Logotype for Brunello Cucinelli S.p.A.

Brunello Cucinelli (BC) H2 2025 earnings summary

Event summary combining transcript, slides, and related documents.

Logotype for Brunello Cucinelli S.p.A.

H2 2025 earnings summary

15 Apr, 2026

Executive summary

  • Full-year 2025 revenues reached €1.408 billion, up 11.5% at constant FX and 10.1% at current FX, with strong growth across all geographies and channels.

  • Net profit rose 10.5% to €142 million, with normalized EBIT up 11.4% to €235.9 million (16.8% margin), and margins improving year-over-year.

  • Major investments in artisanal production and digital innovation, including the launch of an AI-driven e-commerce platform, were completed ahead of schedule.

  • The company maintains a clear luxury positioning, with a balanced global footprint and a focus on exclusivity, craftsmanship, and sustainability.

  • Received international recognition, including the British Fashion Council's Outstanding Achievement Award and inclusion in TIME 100 Climate 2025.

Financial highlights

  • Revenues reached €1,408.0 million, up 11.5% at constant FX and 10.1% at current FX compared to 2024.

  • Normalized EBIT was €235.9 million (16.8% margin), up 11.4%; reported EBIT €227.8 million (16.2% margin), up 7.6%.

  • Net profit of €142 million, representing 10.1% of sales, in line with the previous year.

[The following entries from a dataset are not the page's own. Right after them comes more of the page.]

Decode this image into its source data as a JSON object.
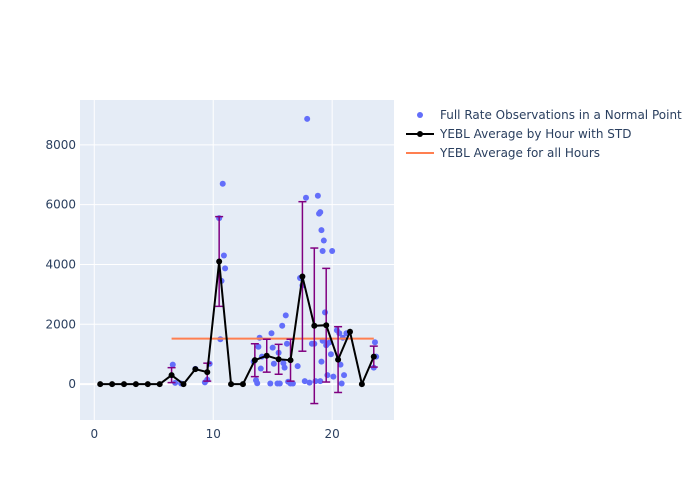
{
  "chart_data": {
    "type": "scatter",
    "title": "",
    "xlabel": "",
    "ylabel": "",
    "xlim": [
      -1.2,
      25.2
    ],
    "ylim": [
      -1200,
      9500
    ],
    "x_ticks": [
      0,
      10,
      20
    ],
    "y_ticks": [
      0,
      2000,
      4000,
      6000,
      8000
    ],
    "x_tick_labels": [
      "0",
      "10",
      "20"
    ],
    "y_tick_labels": [
      "0",
      "2000",
      "4000",
      "6000",
      "8000"
    ],
    "grid": true,
    "legend_position": "top-right",
    "colors": {
      "plot_bg": "#e5ecf6",
      "grid": "#ffffff",
      "scatter": "#636efa",
      "line": "#000000",
      "error_bar": "#800080",
      "overall": "#ff7f50",
      "text": "#2a3f5f"
    },
    "series": [
      {
        "name": "Full Rate Observations in a Normal Point",
        "mode": "markers",
        "points": [
          [
            6.6,
            650
          ],
          [
            6.8,
            40
          ],
          [
            7.3,
            20
          ],
          [
            8.5,
            510
          ],
          [
            9.3,
            60
          ],
          [
            9.5,
            150
          ],
          [
            9.7,
            680
          ],
          [
            10.5,
            5550
          ],
          [
            10.6,
            1500
          ],
          [
            10.8,
            6700
          ],
          [
            10.9,
            4300
          ],
          [
            11.0,
            3870
          ],
          [
            10.7,
            3450
          ],
          [
            13.4,
            750
          ],
          [
            13.6,
            130
          ],
          [
            13.7,
            30
          ],
          [
            13.8,
            1250
          ],
          [
            13.9,
            1550
          ],
          [
            14.1,
            920
          ],
          [
            14.0,
            520
          ],
          [
            14.8,
            20
          ],
          [
            14.9,
            1700
          ],
          [
            15.0,
            1220
          ],
          [
            15.1,
            680
          ],
          [
            15.4,
            20
          ],
          [
            15.6,
            20
          ],
          [
            15.5,
            1050
          ],
          [
            15.8,
            1950
          ],
          [
            15.9,
            700
          ],
          [
            16.0,
            550
          ],
          [
            16.1,
            2300
          ],
          [
            16.2,
            1350
          ],
          [
            16.3,
            80
          ],
          [
            16.5,
            20
          ],
          [
            17.1,
            600
          ],
          [
            17.3,
            3550
          ],
          [
            17.5,
            3300
          ],
          [
            17.7,
            100
          ],
          [
            17.9,
            8870
          ],
          [
            17.8,
            6230
          ],
          [
            18.1,
            50
          ],
          [
            18.5,
            1350
          ],
          [
            18.6,
            100
          ],
          [
            18.8,
            6300
          ],
          [
            18.9,
            5700
          ],
          [
            19.0,
            5750
          ],
          [
            19.1,
            5150
          ],
          [
            19.3,
            4800
          ],
          [
            19.2,
            4450
          ],
          [
            19.4,
            2400
          ],
          [
            19.1,
            750
          ],
          [
            19.2,
            1450
          ],
          [
            19.5,
            1300
          ],
          [
            19.6,
            1350
          ],
          [
            19.8,
            1400
          ],
          [
            19.6,
            300
          ],
          [
            19.9,
            1000
          ],
          [
            20.0,
            4450
          ],
          [
            20.1,
            250
          ],
          [
            20.4,
            1800
          ],
          [
            20.6,
            1700
          ],
          [
            20.7,
            650
          ],
          [
            20.8,
            20
          ],
          [
            20.9,
            1550
          ],
          [
            21.0,
            300
          ],
          [
            21.2,
            1700
          ],
          [
            19.0,
            100
          ],
          [
            18.3,
            1350
          ],
          [
            16.7,
            20
          ],
          [
            23.6,
            1400
          ],
          [
            23.5,
            550
          ],
          [
            23.7,
            920
          ]
        ]
      },
      {
        "name": "YEBL Average by Hour with STD",
        "mode": "lines+markers+error_y",
        "x": [
          0.5,
          1.5,
          2.5,
          3.5,
          4.5,
          5.5,
          6.5,
          7.5,
          8.5,
          9.5,
          10.5,
          11.5,
          12.5,
          13.5,
          14.5,
          15.5,
          16.5,
          17.5,
          18.5,
          19.5,
          20.5,
          21.5,
          22.5,
          23.5
        ],
        "y": [
          0,
          0,
          0,
          0,
          0,
          0,
          300,
          0,
          500,
          400,
          4100,
          0,
          0,
          800,
          950,
          830,
          800,
          3600,
          1950,
          1970,
          820,
          1750,
          0,
          920
        ],
        "error": [
          0,
          0,
          0,
          0,
          0,
          0,
          250,
          0,
          0,
          300,
          1500,
          0,
          0,
          550,
          550,
          500,
          700,
          2500,
          2600,
          1900,
          1100,
          0,
          0,
          350
        ]
      },
      {
        "name": "YEBL Average for all Hours",
        "mode": "lines",
        "x": [
          6.5,
          23.5
        ],
        "y": [
          1520,
          1520
        ]
      }
    ]
  }
}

  • Investments totaled €146.2 million (10.4% of turnover), with net debt at €198.4 million due to high investment and €68.8 million in dividends.

  • EBITDA increased by 12.0% to €408.4 million (29.0% margin); first margin improved to 75.2%.

Outlook and guidance

  • 2026 revenue expected to grow around 10% at constant FX, with EBIT to grow more than proportionally.

  • Investments to normalize at around 6% of revenues, with communication investments between 6% and 6.5%.

  • Inventory expected to remain stable at 28% of revenues; net debt to improve as investments decrease.

  • 2027 outlook projects similar healthy, balanced growth and slight EBIT improvement.

  • FX impact estimated at 1.5–2% for the full year, higher in Q1 but normalizing from April.